Finding Beenasso

6th  May 2022 Dr Beena

Hello there, I hope everyone is faring well😊. Yeap, today we will discuss Cubism and Picasso. I could never understand abstract art. Hence, I would walk past a Picasso at any museum. When we were given the assignment in class to do a self-portrait in Picasso style, I was disturbed. Firstly, a self-portrait is daunting. Then to do that in Picasso’s style, I nearly fainted☹☹.

Nevertheless, I present a self-portrait done in Picasso’s style. Surprisingly I liked it. Cubism is an early 20th-century avant-garde movement created by Pablo Picasso and George Braque. The subject is broken down into geometric shapes and reassembled to depict the subject from many viewpoints to represent a greater context. The primary influence began with Paul Cezanne, whose late work had a three-dimensional effect.

Here is where I draw the parallel to life. Our lives are in intricate, multifaceted layers. The world sees only a single view. How do we feel when we deconstruct the layers of our lives? It is an uneasy feeling and something none of us wishes to do. That is where reality and art differ. In art, one can paint with audacity as it is an expression of the artist. Are we willing to share our hidden secrets without fear of being judged by others?

I drew various sides of my face in my self-portrait picture as advised by my art teachers. I had no clue how to deconstruct. But when I finished, I was surprised by the many facets of myself. I saw youth, curiosity, contemplation, attentiveness, wonder and mellowness.
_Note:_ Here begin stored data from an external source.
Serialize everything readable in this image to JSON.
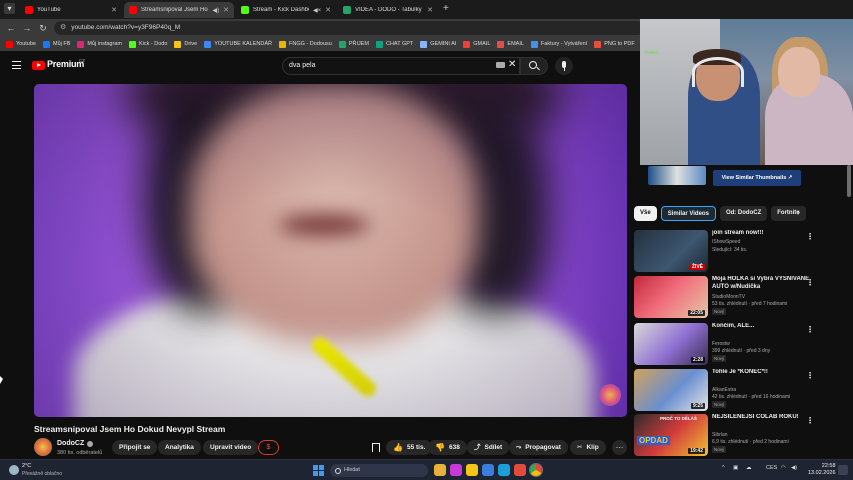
{
  "browser": {
    "tabs": [
      {
        "title": "YouTube",
        "color": "#ff0000"
      },
      {
        "title": "Streamsnipoval Jsem Ho Do",
        "color": "#ff0000"
      },
      {
        "title": "Stream - Kick Dashboard",
        "color": "#53fc18"
      },
      {
        "title": "VIDEA - DODO - Tabulky Googl",
        "color": "#23a566"
      }
    ],
    "new_tab": "+",
    "url": "youtube.com/watch?v=y3F96P40q_M"
  },
  "bookmarks": [
    {
      "label": "Youtube",
      "color": "#ff0000"
    },
    {
      "label": "Můj FB",
      "color": "#1877f2"
    },
    {
      "label": "Můj instagram",
      "color": "#d62976"
    },
    {
      "label": "Kick - Dodo",
      "color": "#53fc18"
    },
    {
      "label": "Drive",
      "color": "#f5c518"
    },
    {
      "label": "YOUTUBE KALENDÁŘ",
      "color": "#4285f4"
    },
    {
      "label": "FNGG - Dodousu",
      "color": "#e6b800"
    },
    {
      "label": "PŘIJEM",
      "color": "#23a566"
    },
    {
      "label": "CHAT GPT",
      "color": "#10a37f"
    },
    {
      "label": "GEMINI AI",
      "color": "#8ab4f8"
    },
    {
      "label": "GMAIL",
      "color": "#ea4335"
    },
    {
      "label": "EMAIL",
      "color": "#e34c4c"
    },
    {
      "label": "Faktury - Vytváření",
      "color": "#4a90e2"
    },
    {
      "label": "PNG to PDF",
      "color": "#e94f3d"
    }
  ],
  "youtube": {
    "brand": "Premium",
    "country": "CZ",
    "search_query": "dva pela"
  },
  "video": {
    "title": "Streamsnipoval Jsem Ho Dokud Nevypl Stream",
    "channel": "DodoCZ",
    "subscribers": "380 tis. odběratelů",
    "buttons": {
      "join": "Připojit se",
      "analytics": "Analytika",
      "edit": "Upravit video",
      "super": "$",
      "likes": "55 tis.",
      "dislikes": "638",
      "share": "Sdílet",
      "promote": "Propagovat",
      "clip": "Klip",
      "more": "…"
    }
  },
  "webcam": {
    "label": "ÝMÍNO",
    "similar_thumbnails": "View Similar Thumbnails ↗"
  },
  "chips": [
    "Vše",
    "Similar Videos",
    "Od: DodoCZ",
    "Fortnite"
  ],
  "recommendations": [
    {
      "title": "join stream now!!!",
      "channel": "IShowSpeed",
      "meta": "Sledující: 34 tis.",
      "badge": "",
      "dur": "ŽIVĚ",
      "live": true,
      "thumb": "linear-gradient(135deg,#233240,#3e5670 60%,#1c2733)"
    },
    {
      "title": "Moja HOLKA si Vybrá VYSNÍVANÉ AUTO w/Nudička",
      "channel": "StudioMoonTV",
      "meta": "53 tis. zhlédnutí · před 7 hodinami",
      "badge": "Nový",
      "dur": "22:05",
      "live": false,
      "thumb": "linear-gradient(135deg,#c2283a,#f06b7a 45%,#e7c8a8)"
    },
    {
      "title": "Končím, ALE...",
      "channel": "Ferostw",
      "meta": "399 zhlédnutí · před 3 dny",
      "badge": "Nový",
      "dur": "2:28",
      "live": false,
      "thumb": "linear-gradient(135deg,#d9d9d9,#8e6fd1 55%,#3a2c4f)"
    },
    {
      "title": "Tohle Je *KONEC*!!",
      "channel": "AlkanExtra",
      "meta": "42 tis. zhlédnutí · před 16 hodinami",
      "badge": "Nový",
      "dur": "9:25",
      "live": false,
      "thumb": "linear-gradient(135deg,#d0a25d,#6a8fd0 55%,#e4e4e4)"
    },
    {
      "title": "NEJŠÍLENĚJŠÍ COLAB ROKU!",
      "channel": "Sibrlan",
      "meta": "6,9 tis. zhlédnutí · před 2 hodinami",
      "badge": "Nový",
      "dur": "19:42",
      "live": false,
      "thumb": "linear-gradient(135deg,#2b2b2b,#d23b3b 50%,#f1c232)"
    }
  ],
  "rec_thumb_text": [
    "OPDAD",
    "PROČ TO DĚLÁŠ"
  ],
  "taskbar": {
    "temp": "2°C",
    "weather": "Převážně oblačno",
    "search_placeholder": "Hledat",
    "lang": "CES",
    "time": "22:58",
    "date": "13.02.2026",
    "app_colors": [
      "#e8b13a",
      "#c63ad8",
      "#f5c518",
      "#3b7ddd",
      "#1c9fd8",
      "#e34c3b"
    ]
  }
}
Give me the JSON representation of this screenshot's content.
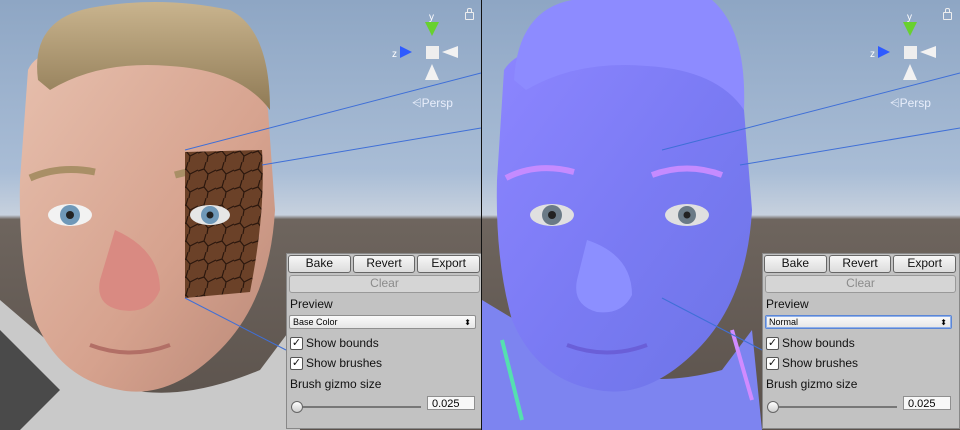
{
  "left_view": {
    "gizmo": {
      "y": "y",
      "z": "z"
    },
    "persp": "Persp",
    "panel": {
      "buttons": [
        "Bake",
        "Revert",
        "Export"
      ],
      "clear": "Clear",
      "preview_label": "Preview",
      "preview_value": "Base Color",
      "show_bounds": "Show bounds",
      "show_brushes": "Show brushes",
      "gizmo_label": "Brush gizmo size",
      "gizmo_value": "0.025"
    }
  },
  "right_view": {
    "gizmo": {
      "y": "y",
      "z": "z"
    },
    "persp": "Persp",
    "panel": {
      "buttons": [
        "Bake",
        "Revert",
        "Export"
      ],
      "clear": "Clear",
      "preview_label": "Preview",
      "preview_value": "Normal",
      "show_bounds": "Show bounds",
      "show_brushes": "Show brushes",
      "gizmo_label": "Brush gizmo size",
      "gizmo_value": "0.025"
    }
  },
  "colors": {
    "normal_map": "#7c7cff",
    "skin": "#d8a38f",
    "gizmo_y": "#68d12f",
    "gizmo_z": "#2e5bff"
  }
}
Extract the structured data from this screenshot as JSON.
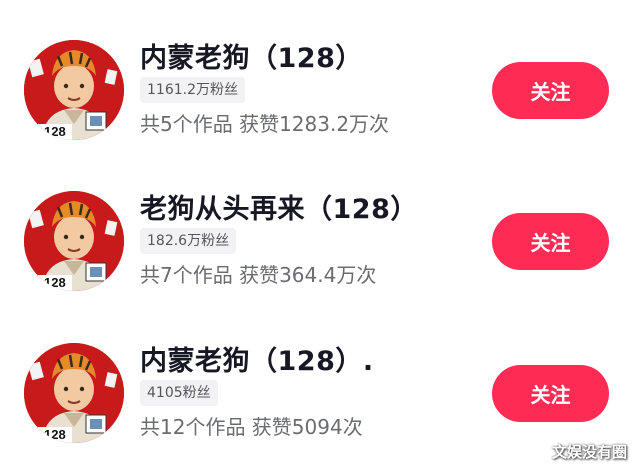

I hope the readers will guess the Beenasso😊😊 that I missed out and leave your comments😊. Hence, even though Picasso’s art is daunting, I will now look at his work with a fresh perspective. Thank you to my art teachers, who are forever challenging us😊.

6 thoughts on “Finding Beenasso

    1. Hi Agnes

      Thank you reading. Yea I hope to express hope despite the challenges. Glad you found that:)

  1. Hi Beena, after reading your very well-written piece and examining your painting, I’m still unable to appreciate Picasso’s art. As for deconstructing our lives, I won’t bother too much with that. At my age, I just want to focus on the things that give me peace and happiness in my daily life. How the world viewed me in the past or how it views me now or in the future is of little importance. This is just my own reflection. Hope it doesn’t offend anyone.

    1. Yes it is not easy to understand Picasso. But as a class work I had to take that challenge. I even liked what I did finally:)

  2. I can’t understand cubism and other abstract art, too. Your painting looks like the real thing and the shades and pieces come together very well. Your story, however, shows that it was more than a painting; it seems to have been a process of self-awareness and self-revelation. You have done both admirably. Thanks for sharing.

    1. Yes I was utterly confused as what I should paint. So it was a surprise for me to see the final version. I too can’t understand abstract painting.